A new study by European and U.S. scientists shows that increased consumption of flavonoid-rich foods such as certain citrus fruits may help reduce the risk of stroke in women.
In the study published last Thursday in Stroke, a journal of the American Heart Association, researchers analyzed the flavonoid intake of 69,622 women from the U.S.-based Nurses’ Health Study, which has followed nurses since 1976 to assess risk factors for cardiovascular disease and cancer. The total flavonoid intake of the 69,622 women was calculated after they completed food intake questionnaires collected every four years using a U.S. Department of Agriculture database. They found that during 14 years of follow up surveys beginning in 1990, 1,803 incidents of strokes were confirmed from the women.
On analysis it was seen that women who ate high amounts of citrus products, which contain a specific class of flavonoid called flavanones, had a 19 per cent lower risk of ischemic (blood clot-related) stroke than women who didn't consume as much. Women with the lowest intake of flavonoids took in about 150 milligrams a day or less, compared to more than 470 mg a day by women consuming the highest level. A piece of citrus fruit normally contains 45 to 50 mg of flavanones.
There have been previous studies that have shown increased consumption of flavonoid-rich fruits and vegetables (preferably five servings a day) may help protect against stroke, researchers conducting the study released Thursday found most of the antioxidant-rich products consumed by the women with lower stroke risk were oranges, grapefruit and their juices.

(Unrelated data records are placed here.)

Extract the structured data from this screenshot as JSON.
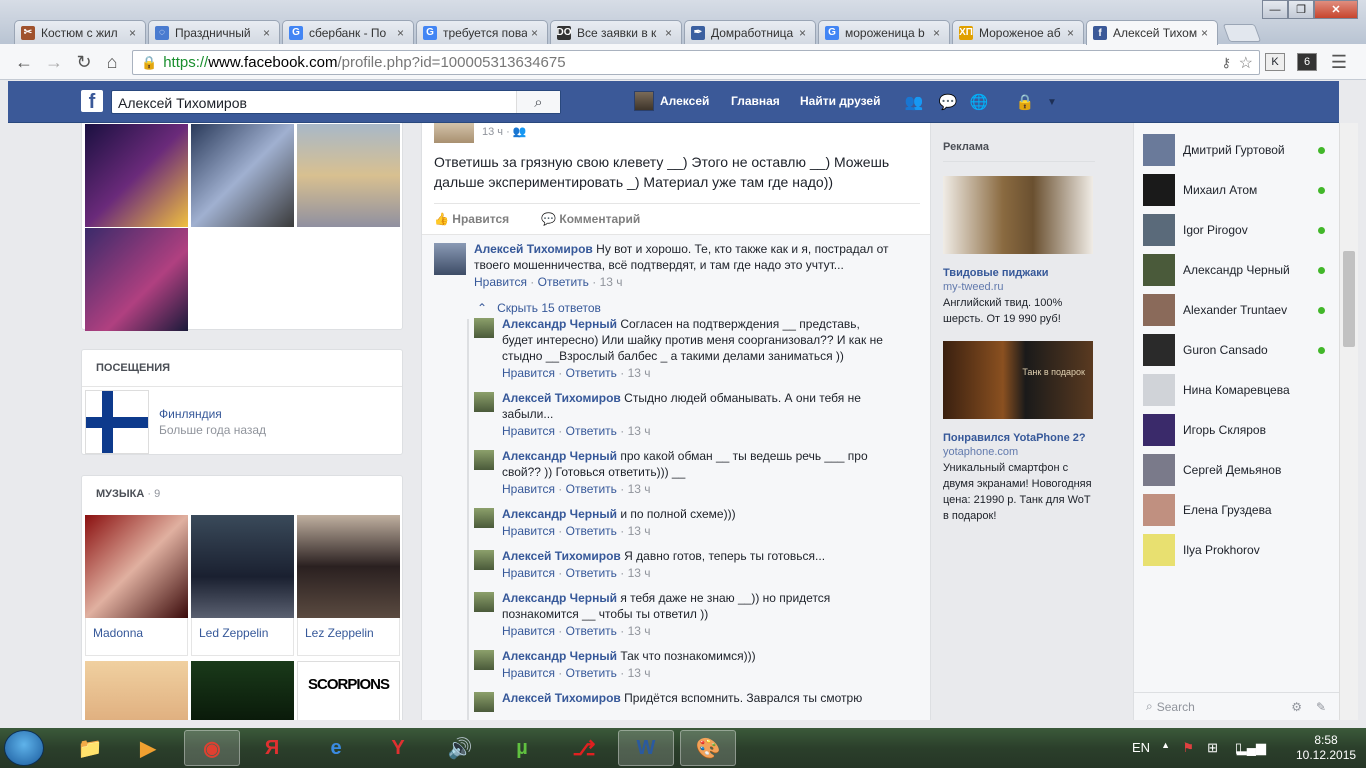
{
  "browser": {
    "tabs": [
      {
        "title": "Костюм с жил",
        "icon": "scissors-favicon",
        "color": "#a0522d",
        "glyph": "✂"
      },
      {
        "title": "Праздничный",
        "icon": "loading-favicon",
        "color": "#4a7bd0",
        "glyph": "◌"
      },
      {
        "title": "сбербанк - По",
        "icon": "google-favicon",
        "color": "#4285f4",
        "glyph": "G"
      },
      {
        "title": "требуется пова",
        "icon": "google-favicon",
        "color": "#4285f4",
        "glyph": "G"
      },
      {
        "title": "Все заявки в к",
        "icon": "do-favicon",
        "color": "#333333",
        "glyph": "DO"
      },
      {
        "title": "Домработница",
        "icon": "pen-favicon",
        "color": "#3a5fa0",
        "glyph": "✒"
      },
      {
        "title": "мороженица b",
        "icon": "google-favicon",
        "color": "#4285f4",
        "glyph": "G"
      },
      {
        "title": "Мороженое аб",
        "icon": "hp-favicon",
        "color": "#e0a000",
        "glyph": "ХП"
      },
      {
        "title": "Алексей Тихом",
        "icon": "facebook-favicon",
        "color": "#3b5998",
        "glyph": "f"
      }
    ],
    "url_https": "https://",
    "url_domain": "www.facebook.com",
    "url_rest": "/profile.php?id=100005313634675",
    "ext_badge": "6"
  },
  "fb": {
    "search_value": "Алексей Тихомиров",
    "user_name": "Алексей",
    "nav_home": "Главная",
    "nav_find_friends": "Найти друзей"
  },
  "left": {
    "visits_header": "ПОСЕЩЕНИЯ",
    "visit_place": "Финляндия",
    "visit_time": "Больше года назад",
    "music_header": "МУЗЫКА",
    "music_count": "· 9",
    "music": [
      "Madonna",
      "Led Zeppelin",
      "Lez Zeppelin"
    ],
    "music_row2_logo": "SCORPIONS"
  },
  "post": {
    "time": "13 ч ·",
    "text": "Ответишь за грязную свою клевету __) Этого не оставлю __) Можешь дальше экспериментировать _) Материал уже там где надо))",
    "like": "Нравится",
    "comment": "Комментарий",
    "top_comment": {
      "name": "Алексей Тихомиров",
      "text": "Ну вот и хорошо. Те, кто также как и я, пострадал от твоего мошенничества, всё подтвердят, и там где надо это учтут...",
      "like": "Нравится",
      "reply": "Ответить",
      "time": "13 ч"
    },
    "hide_replies": "Скрыть 15 ответов",
    "replies": [
      {
        "name": "Александр Черный",
        "text": "Согласен на подтверждения __ представь, будет интересно) Или шайку против меня соорганизовал?? И как не стыдно __Взрослый балбес _ а такими делами заниматься ))",
        "like": "Нравится",
        "reply": "Ответить",
        "time": "13 ч"
      },
      {
        "name": "Алексей Тихомиров",
        "text": "Стыдно людей обманывать. А они тебя не забыли...",
        "like": "Нравится",
        "reply": "Ответить",
        "time": "13 ч"
      },
      {
        "name": "Александр Черный",
        "text": "про какой обман __ ты ведешь речь ___ про свой?? )) Готовься ответить))) __",
        "like": "Нравится",
        "reply": "Ответить",
        "time": "13 ч"
      },
      {
        "name": "Александр Черный",
        "text": "и по полной схеме)))",
        "like": "Нравится",
        "reply": "Ответить",
        "time": "13 ч"
      },
      {
        "name": "Алексей Тихомиров",
        "text": "Я давно готов, теперь ты готовься...",
        "like": "Нравится",
        "reply": "Ответить",
        "time": "13 ч"
      },
      {
        "name": "Александр Черный",
        "text": "я тебя даже не знаю __)) но придется познакомится __ чтобы ты ответил ))",
        "like": "Нравится",
        "reply": "Ответить",
        "time": "13 ч"
      },
      {
        "name": "Александр Черный",
        "text": "Так что познакомимся)))",
        "like": "Нравится",
        "reply": "Ответить",
        "time": "13 ч"
      },
      {
        "name": "Алексей Тихомиров",
        "text": "Придётся вспомнить. Заврался ты смотрю",
        "like": "",
        "reply": "",
        "time": ""
      }
    ]
  },
  "ads": {
    "header": "Реклама",
    "items": [
      {
        "title": "Твидовые пиджаки",
        "url": "my-tweed.ru",
        "text": "Английский твид. 100% шерсть. От 19 990 руб!"
      },
      {
        "title": "Понравился YotaPhone 2?",
        "url": "yotaphone.com",
        "text": "Уникальный смартфон с двумя экранами! Новогодняя цена: 21990 р. Танк для WoT в подарок!",
        "img_caption": "Танк в подарок"
      }
    ]
  },
  "chat": {
    "friends": [
      {
        "name": "Дмитрий Гуртовой",
        "online": true,
        "color": "#6a7a9a"
      },
      {
        "name": "Михаил Атом",
        "online": true,
        "color": "#1a1a1a"
      },
      {
        "name": "Igor Pirogov",
        "online": true,
        "color": "#5a6a7a"
      },
      {
        "name": "Александр Черный",
        "online": true,
        "color": "#4a5a3a"
      },
      {
        "name": "Alexander Truntaev",
        "online": true,
        "color": "#8a6a5a"
      },
      {
        "name": "Guron Cansado",
        "online": true,
        "color": "#2a2a2a"
      },
      {
        "name": "Нина Комаревцева",
        "online": false,
        "color": "#d0d3d8"
      },
      {
        "name": "Игорь Скляров",
        "online": false,
        "color": "#3a2a6a"
      },
      {
        "name": "Сергей Демьянов",
        "online": false,
        "color": "#7a7a8a"
      },
      {
        "name": "Елена Груздева",
        "online": false,
        "color": "#c09080"
      },
      {
        "name": "Ilya Prokhorov",
        "online": false,
        "color": "#e8e070"
      }
    ],
    "search_placeholder": "Search"
  },
  "taskbar": {
    "lang": "EN",
    "time": "8:58",
    "date": "10.12.2015"
  }
}
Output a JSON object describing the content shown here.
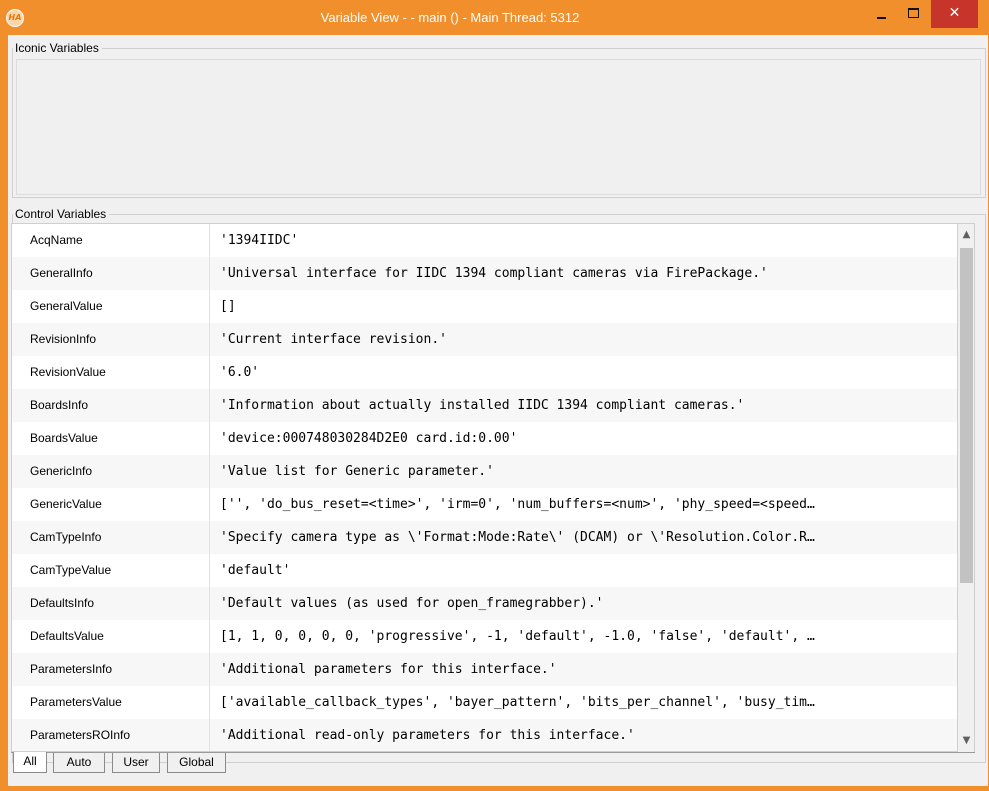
{
  "window": {
    "app_icon": "HA",
    "title": "Variable View -  - main () - Main Thread: 5312",
    "minimize": "minimize-icon",
    "maximize": "maximize-icon",
    "close": "✕"
  },
  "iconic": {
    "label": "Iconic Variables"
  },
  "control": {
    "label": "Control Variables",
    "rows": [
      {
        "name": "AcqName",
        "value": "'1394IIDC'"
      },
      {
        "name": "GeneralInfo",
        "value": "'Universal interface for IIDC 1394 compliant cameras via FirePackage.'"
      },
      {
        "name": "GeneralValue",
        "value": "[]"
      },
      {
        "name": "RevisionInfo",
        "value": "'Current interface revision.'"
      },
      {
        "name": "RevisionValue",
        "value": "'6.0'"
      },
      {
        "name": "BoardsInfo",
        "value": "'Information about actually installed IIDC 1394 compliant cameras.'"
      },
      {
        "name": "BoardsValue",
        "value": "'device:000748030284D2E0 card.id:0.00'"
      },
      {
        "name": "GenericInfo",
        "value": "'Value list for Generic parameter.'"
      },
      {
        "name": "GenericValue",
        "value": "['', 'do_bus_reset=<time>', 'irm=0', 'num_buffers=<num>', 'phy_speed=<speed…"
      },
      {
        "name": "CamTypeInfo",
        "value": "'Specify camera type as \\'Format:Mode:Rate\\' (DCAM) or \\'Resolution.Color.R…"
      },
      {
        "name": "CamTypeValue",
        "value": "'default'"
      },
      {
        "name": "DefaultsInfo",
        "value": "'Default values (as used for open_framegrabber).'"
      },
      {
        "name": "DefaultsValue",
        "value": "[1, 1, 0, 0, 0, 0, 'progressive', -1, 'default', -1.0, 'false', 'default', …"
      },
      {
        "name": "ParametersInfo",
        "value": "'Additional parameters for this interface.'"
      },
      {
        "name": "ParametersValue",
        "value": "['available_callback_types', 'bayer_pattern', 'bits_per_channel', 'busy_tim…"
      },
      {
        "name": "ParametersROInfo",
        "value": "'Additional read-only parameters for this interface.'"
      }
    ]
  },
  "scrollbar": {
    "up_icon": "▲",
    "down_icon": "▼"
  },
  "tabs": [
    {
      "label": "All",
      "active": true
    },
    {
      "label": "Auto",
      "active": false
    },
    {
      "label": "User",
      "active": false
    },
    {
      "label": "Global",
      "active": false
    }
  ]
}
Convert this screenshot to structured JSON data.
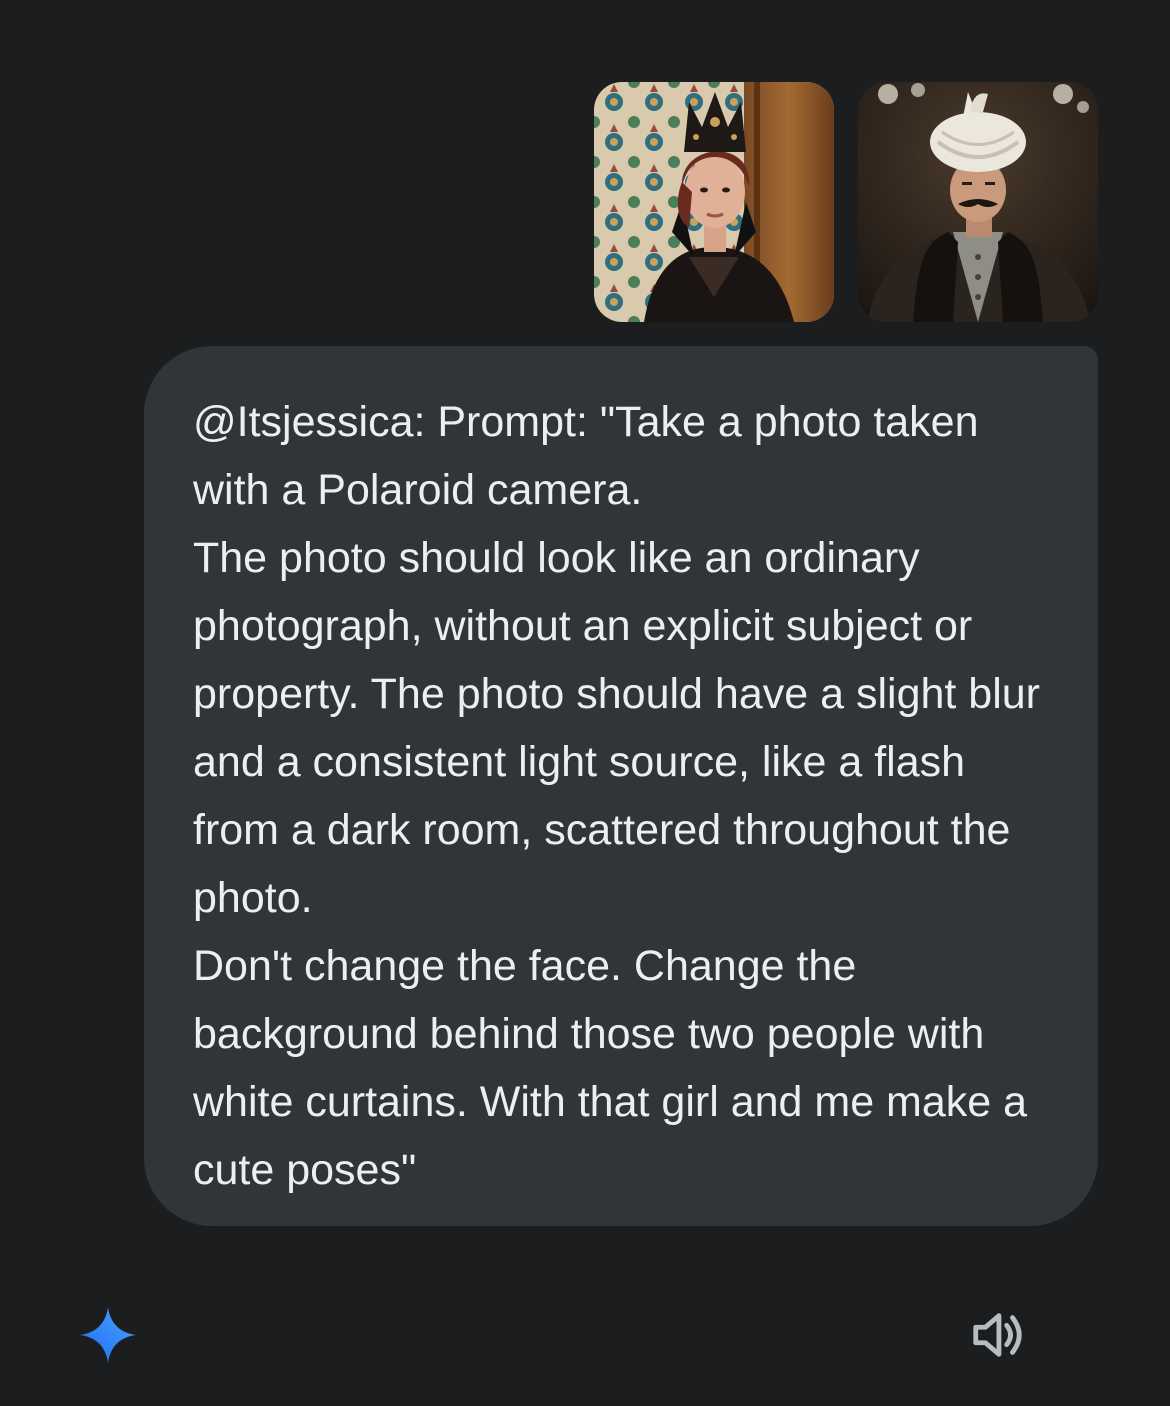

“This study adds absolutely nothing to the relationship between fruit and strokes,” said ABC News’ chief health and medical editor Dr. Richard Besser. “The conclusions of the study go beyond the data.” However researchers note that women with higher total flavonoid intake also tended to smoke less, exercise more, take in more fibre, folate, fruits and vegetables and have low amounts of caffeine and alcohol. “The things we know that are important for stroke prevention remain,” said Besser.
Aedín Cassidy, the study's lead author and professor of nutrition at Norwich Medical School in the University of East Anglia in the United Kingdom, said flavonoids are thought to provide protection against stroke through several mechanisms, including improving blood vessel function and having an anti-inflammatory effect. “Studies have shown higher fruit, vegetable and specifically vitamin C intake is associated with reduced stroke risk,” said Cassidy.
Researchers are more likely to find a connection the deeper they dig into the data, but the findings are not necessarily significant for women, said Keith Ayoob, director of the nutrition clinic at the Rose F. Kennedy Center at the Albert Einstein College of Medicine. Previous studies have suggested that vitamin C and potassium, both found in citrus fruits, can also protect against heart disease and stroke, which may have also been figured into the findings. “It is impossible to disentangle the relative influence of all the constituents of citrus fruit,” the researchers wrote.
The researchers caution that further studies, which may include randomized trials of citrus-based foods, are needed to confirm their findings. The U.S. Department of Agriculture recommends eating two to four servings of any type of fruit a day.